Accommoder les restes
ACCOMMODER LES RESTES
Fleurs au buis de Chine
dans la liane Saint-Jean
oiseaux acrobates
alerte sur ma tablette
urgent : sauvons la forêt
Batifolant dans le bleu du clérodendron, les oiseaux font du manguier, l’arbre-joie. Tout là-haut se balance, la mangue mûre. Tombera-t-elle avant qu’un merle vorace vienne faire ripaille de chair jaune et parfumée ? Ma part de saveurs, celle que me laisseront les becs.
De l’autre côté de la maison, les restes de riz nourrissent les piafs. Les oiseaux viennent en nombre, troupe de saltimbanques dans le benjoin et sur le fil. Seule à profiter du spectacle, je révise mon vocabulaire : salto, salto arrière, axel, double-axel…
Les gens de la ruelle passent leur chemin vers l’école, la crèche, le bureau, l’atelier… Pas le temps, pas le temps !
Courir pour travailler. Je suis en marge. Je vis en marge, bonheur de retraitée : assise à attendre que m’arrive le parfum des fleurs de jasmin nées de la dernière pluie. Ah ! Il me faudrait arroser un peu…
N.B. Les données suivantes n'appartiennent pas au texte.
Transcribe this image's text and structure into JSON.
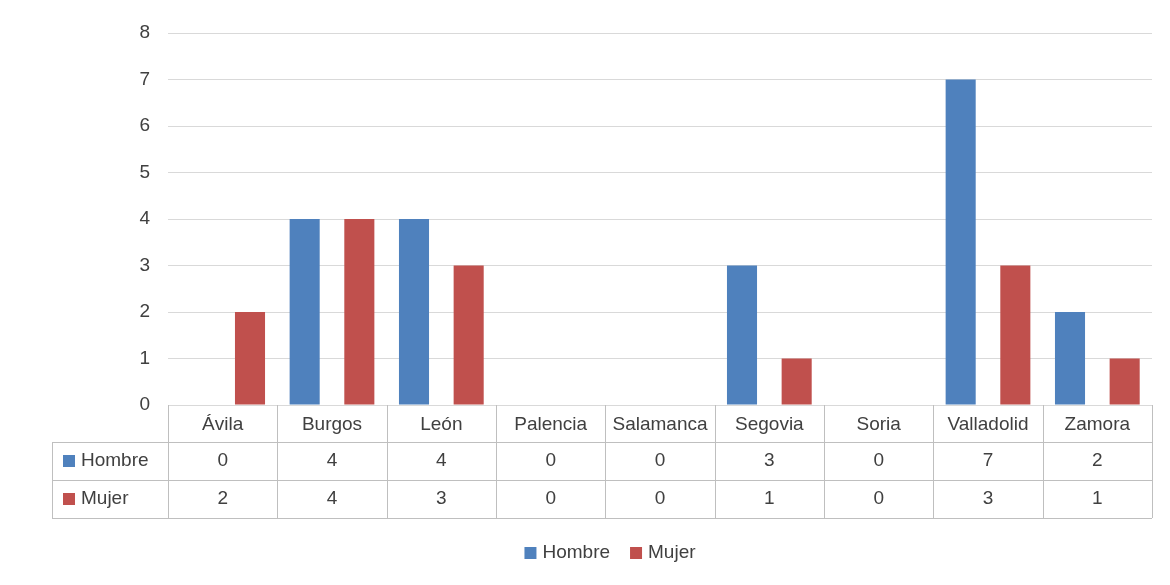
{
  "chart_data": {
    "type": "bar",
    "categories": [
      "Ávila",
      "Burgos",
      "León",
      "Palencia",
      "Salamanca",
      "Segovia",
      "Soria",
      "Valladolid",
      "Zamora"
    ],
    "series": [
      {
        "name": "Hombre",
        "color": "#4f81bd",
        "values": [
          0,
          4,
          4,
          0,
          0,
          3,
          0,
          7,
          2
        ]
      },
      {
        "name": "Mujer",
        "color": "#c0504d",
        "values": [
          2,
          4,
          3,
          0,
          0,
          1,
          0,
          3,
          1
        ]
      }
    ],
    "ylim": [
      0,
      8
    ],
    "yticks": [
      0,
      1,
      2,
      3,
      4,
      5,
      6,
      7,
      8
    ],
    "grid": "y",
    "legend": "bottom",
    "data_labels": true
  }
}
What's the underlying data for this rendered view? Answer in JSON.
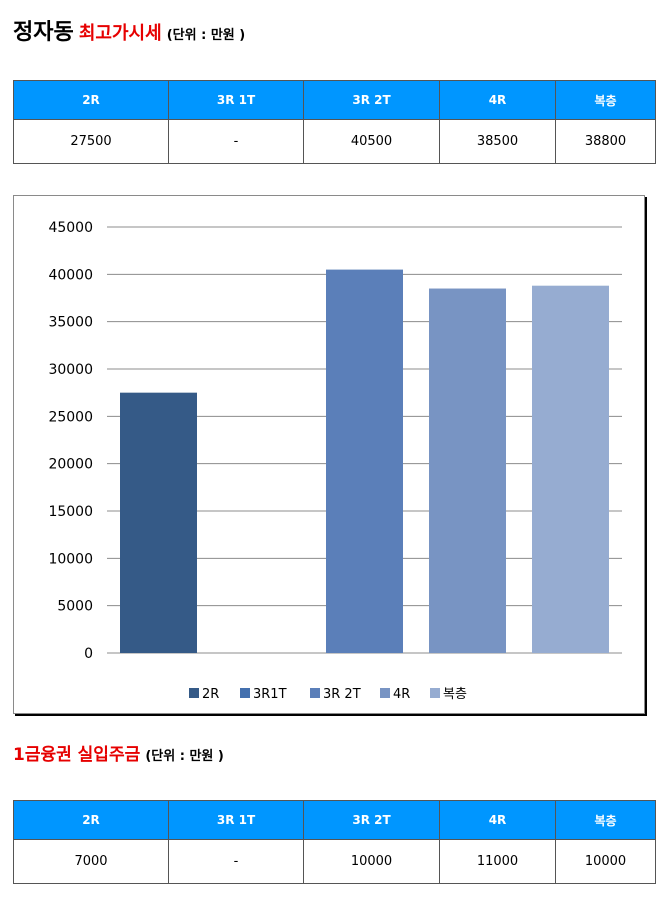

Une passante derrière la clôture, parle, volubile. Sans doute dialogue-t-elle avec son portable. Parle à mon smart-phone, rendez-vous sur Facebook… Vie virtuelle dont je suis en marge, aussi. « C’est à partir de 70 ans qu’on est vieux », me dit-il. Bientôt, l’année prochaine.
Les fleurs du buis si blanches à regarder. Va donc les sentir… Il me reste la meilleure part. M’accommoder des restes.